To quote Woody Allen
“There are worse things in life than death. Have you ever spent an evening with an insurance salesman?”
All kidding aside, please read this article carefully since it could affect your pocketbook. Florida condominium owners are facing a significant change in the landscape of insurance procurement, not only in terms of the increasing premiums they will pay, but also as it relates to coverage restrictions and cost sharing with their own buildings. Did I just throw you a curveball on the last point? Please allow me to elaborate by example, hopefully without confusing you with a bunch of insurance jargon.
Let’s take the cost sharing issue first. Assume your building contains 120 individually-owned units. Last year, your Association paid a premium of $250,000 for property insurance, but this year’s renewal came in at $450,000. That difference of $200,000 will have a significant impact on your Association’s budget, and translate to, on average, a $1,667 increase in the dues and assessments you pay.
Last year, your Association’s deductible was 1% of the $65,000,000 total insured value of the building. That would work out to a deductible of $650,000 for the Association, of which the individual owner’s share would be just $5417. This was also a calendar year deductible. In 2022, your Association has only been offered a “named storm” deductible. So if, in a given year there were two or more major storms each of which caused damage, the deductible would be applied anew in each instance.
This year your Association’s board received proposals for a minimum deductible of 5% (instead of 1%) or $3,250,000, which works out to $27,083 per owner. So assume there was a major storm which entailed $3 million worth of damage to the building. The Association would be liable for all of that in repair costs (because it would be below the amount of the deductible).
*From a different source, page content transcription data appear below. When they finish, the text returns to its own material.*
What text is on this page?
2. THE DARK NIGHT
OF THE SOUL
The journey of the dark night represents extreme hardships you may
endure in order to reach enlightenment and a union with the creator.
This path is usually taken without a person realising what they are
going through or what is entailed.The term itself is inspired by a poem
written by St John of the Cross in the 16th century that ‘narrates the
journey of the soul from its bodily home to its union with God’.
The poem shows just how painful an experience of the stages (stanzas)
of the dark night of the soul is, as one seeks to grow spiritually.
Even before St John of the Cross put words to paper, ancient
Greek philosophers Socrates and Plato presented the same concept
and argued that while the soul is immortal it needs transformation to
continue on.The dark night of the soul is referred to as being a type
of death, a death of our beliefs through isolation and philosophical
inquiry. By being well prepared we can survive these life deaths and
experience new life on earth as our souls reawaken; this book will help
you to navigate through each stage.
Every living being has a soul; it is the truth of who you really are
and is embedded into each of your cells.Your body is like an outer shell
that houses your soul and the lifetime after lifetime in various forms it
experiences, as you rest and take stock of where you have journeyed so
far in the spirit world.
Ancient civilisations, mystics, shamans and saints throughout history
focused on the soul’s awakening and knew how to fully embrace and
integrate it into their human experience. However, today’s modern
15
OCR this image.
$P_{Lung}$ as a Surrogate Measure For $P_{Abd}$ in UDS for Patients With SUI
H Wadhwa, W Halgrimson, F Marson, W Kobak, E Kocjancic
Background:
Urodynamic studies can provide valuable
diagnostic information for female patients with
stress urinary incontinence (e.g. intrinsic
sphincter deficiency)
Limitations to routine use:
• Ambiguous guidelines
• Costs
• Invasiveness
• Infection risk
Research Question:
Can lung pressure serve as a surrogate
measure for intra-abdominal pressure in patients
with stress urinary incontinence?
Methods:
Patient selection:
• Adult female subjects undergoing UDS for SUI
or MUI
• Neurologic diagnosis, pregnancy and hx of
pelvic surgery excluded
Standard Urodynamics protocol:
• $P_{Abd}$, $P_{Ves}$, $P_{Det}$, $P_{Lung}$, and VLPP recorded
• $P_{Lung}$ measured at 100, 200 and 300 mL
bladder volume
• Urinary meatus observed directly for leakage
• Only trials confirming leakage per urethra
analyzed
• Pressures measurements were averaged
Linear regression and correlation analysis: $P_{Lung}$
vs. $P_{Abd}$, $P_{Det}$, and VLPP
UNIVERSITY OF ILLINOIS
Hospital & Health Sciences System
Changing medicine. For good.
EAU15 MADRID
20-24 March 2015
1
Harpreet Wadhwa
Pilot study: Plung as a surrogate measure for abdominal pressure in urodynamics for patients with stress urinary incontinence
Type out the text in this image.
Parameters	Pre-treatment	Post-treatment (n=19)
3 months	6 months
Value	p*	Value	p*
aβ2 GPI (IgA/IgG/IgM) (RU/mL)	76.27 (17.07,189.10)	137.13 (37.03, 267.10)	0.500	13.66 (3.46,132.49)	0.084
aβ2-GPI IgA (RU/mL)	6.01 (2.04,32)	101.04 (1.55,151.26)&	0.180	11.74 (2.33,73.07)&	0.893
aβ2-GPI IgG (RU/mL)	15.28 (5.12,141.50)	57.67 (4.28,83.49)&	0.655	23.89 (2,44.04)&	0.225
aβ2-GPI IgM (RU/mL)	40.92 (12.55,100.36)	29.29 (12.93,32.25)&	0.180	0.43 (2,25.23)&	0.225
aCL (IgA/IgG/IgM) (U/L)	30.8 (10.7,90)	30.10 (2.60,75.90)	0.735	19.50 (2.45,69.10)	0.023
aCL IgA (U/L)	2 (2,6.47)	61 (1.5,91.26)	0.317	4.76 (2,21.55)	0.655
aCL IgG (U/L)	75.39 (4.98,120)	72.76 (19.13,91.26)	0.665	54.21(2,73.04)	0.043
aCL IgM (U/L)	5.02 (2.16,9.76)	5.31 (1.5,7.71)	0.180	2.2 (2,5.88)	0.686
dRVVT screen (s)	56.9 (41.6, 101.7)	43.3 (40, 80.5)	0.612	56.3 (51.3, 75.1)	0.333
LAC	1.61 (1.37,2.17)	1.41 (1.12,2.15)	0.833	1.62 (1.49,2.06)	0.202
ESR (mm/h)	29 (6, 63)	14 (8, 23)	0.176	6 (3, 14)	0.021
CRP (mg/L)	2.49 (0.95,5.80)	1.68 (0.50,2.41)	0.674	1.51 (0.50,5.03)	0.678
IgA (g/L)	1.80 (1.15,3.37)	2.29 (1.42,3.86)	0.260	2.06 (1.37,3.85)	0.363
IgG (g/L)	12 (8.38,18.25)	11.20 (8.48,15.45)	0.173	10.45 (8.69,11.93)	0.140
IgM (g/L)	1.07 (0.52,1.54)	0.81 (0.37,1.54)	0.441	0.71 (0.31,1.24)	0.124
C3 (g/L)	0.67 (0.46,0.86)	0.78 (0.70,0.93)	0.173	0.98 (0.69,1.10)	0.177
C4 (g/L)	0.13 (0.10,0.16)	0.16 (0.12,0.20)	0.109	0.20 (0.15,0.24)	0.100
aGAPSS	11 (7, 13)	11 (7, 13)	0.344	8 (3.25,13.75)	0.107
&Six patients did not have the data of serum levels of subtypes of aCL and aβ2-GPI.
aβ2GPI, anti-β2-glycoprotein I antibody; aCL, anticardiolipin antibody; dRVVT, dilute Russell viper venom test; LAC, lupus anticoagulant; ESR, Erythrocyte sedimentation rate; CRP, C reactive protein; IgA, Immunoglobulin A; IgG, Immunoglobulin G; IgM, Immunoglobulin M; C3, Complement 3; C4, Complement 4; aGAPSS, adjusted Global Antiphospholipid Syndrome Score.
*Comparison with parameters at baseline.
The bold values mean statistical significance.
The only way the Association could recoup that expense would be through either a dues increase or a special assessment; either way the individual owner would be on the hook for $27,083. Individual Condo owners who maintain their own HO-6 policies (if you have a mortgage, the mortgage company probably requires that you do so) might be able to purchase additional Loss Assessment Benefit coverage to offset the above figure but most Florida carriers offer base limits only of $2,000.
Now on to the Condo and Homeowners side of the equation, i.e., the insurance premiums you pay individually to your own property insurance carrier. You might ask why this market is in such turmoil. The problem of steadily rising premiums didn’t happen overnight, nor will it be quickly solved. Since Hurricane Irma in 2017, property insurance carriers have incurred five straight years of underwriting losses. One of the largest writers of condo insurance in the state of Florida, announced a $64,500,000 loss in the 4th Quarter of 2021 along with a Combined Loss and Expense ratio of 131% for the year, which equates to a loss of 31 cents on the dollar. This same carrier has put a moratorium on new business writings as of January 1, 2022. Six carriers with significant books of business have become insolvent and four of the six have been liquidated. Fifty-two carriers writing policies in Florida lost more than $1.6 Billion last year. When the State of Florida liquidates an insolvent carrier, the Florida Insurance Guaranty Association (FIGA) steps in to handle covered claims from the insolvent carrier. This financial backstop is funded by assessing solvent carriers in the state, who in turn recoup these assessments by pass-throughs to their policyholders. Just two of the recent insolvencies amount to a 2% policyholder add on. Last but not least, readers should be conversant on Citizens Insurance and how their assessment system also impacts your wallet. Here is a link to their website that provides a great deal of detail on this topic: https://citizensfla.com/assessments
I could go on, but you get the picture and it isn’t pretty. How did we get here? The culprits include climate change, claims fraud, assignment of benefits (AOB), one way attorney fees and increased reinsurance costs to name a few. Legislative solutions have not offered the timely results the industry had hoped for, so the result has been a significant shrinkage in the number of carriers willing to offer coverage, while simultaneously underwriting has been tightened and much higher rates are now in place.
Most importantly, what should the individual condo owner be doing NOW, to avoid or at least minimize the prospect of a very unpleasant surprise when your policies come up for renewal later this year. You should contact your insurance broker to determine whether the insurance carriers covering your risk are remaining in the Florida market and, if so, what is your broker seeing so far in terms of premium increases and coverage restrictions from those carriers. If the carriers are withdrawing, what steps is your broker taking to line-up other carriers for each line of business? Be aware that, under Florida law, you could receive a letter of non-renewal as late as 45 days before your policy expires. Finally, and this too you should discuss with your broker, make certain that you are taking advantage of whatever credits you might be entitled to, e.g., for your building’s fire alarm system, hurricane shutters and glass, water leak detection systems, 24 hour security and other measures either you or your Association may have taken to reduce the risk of loss.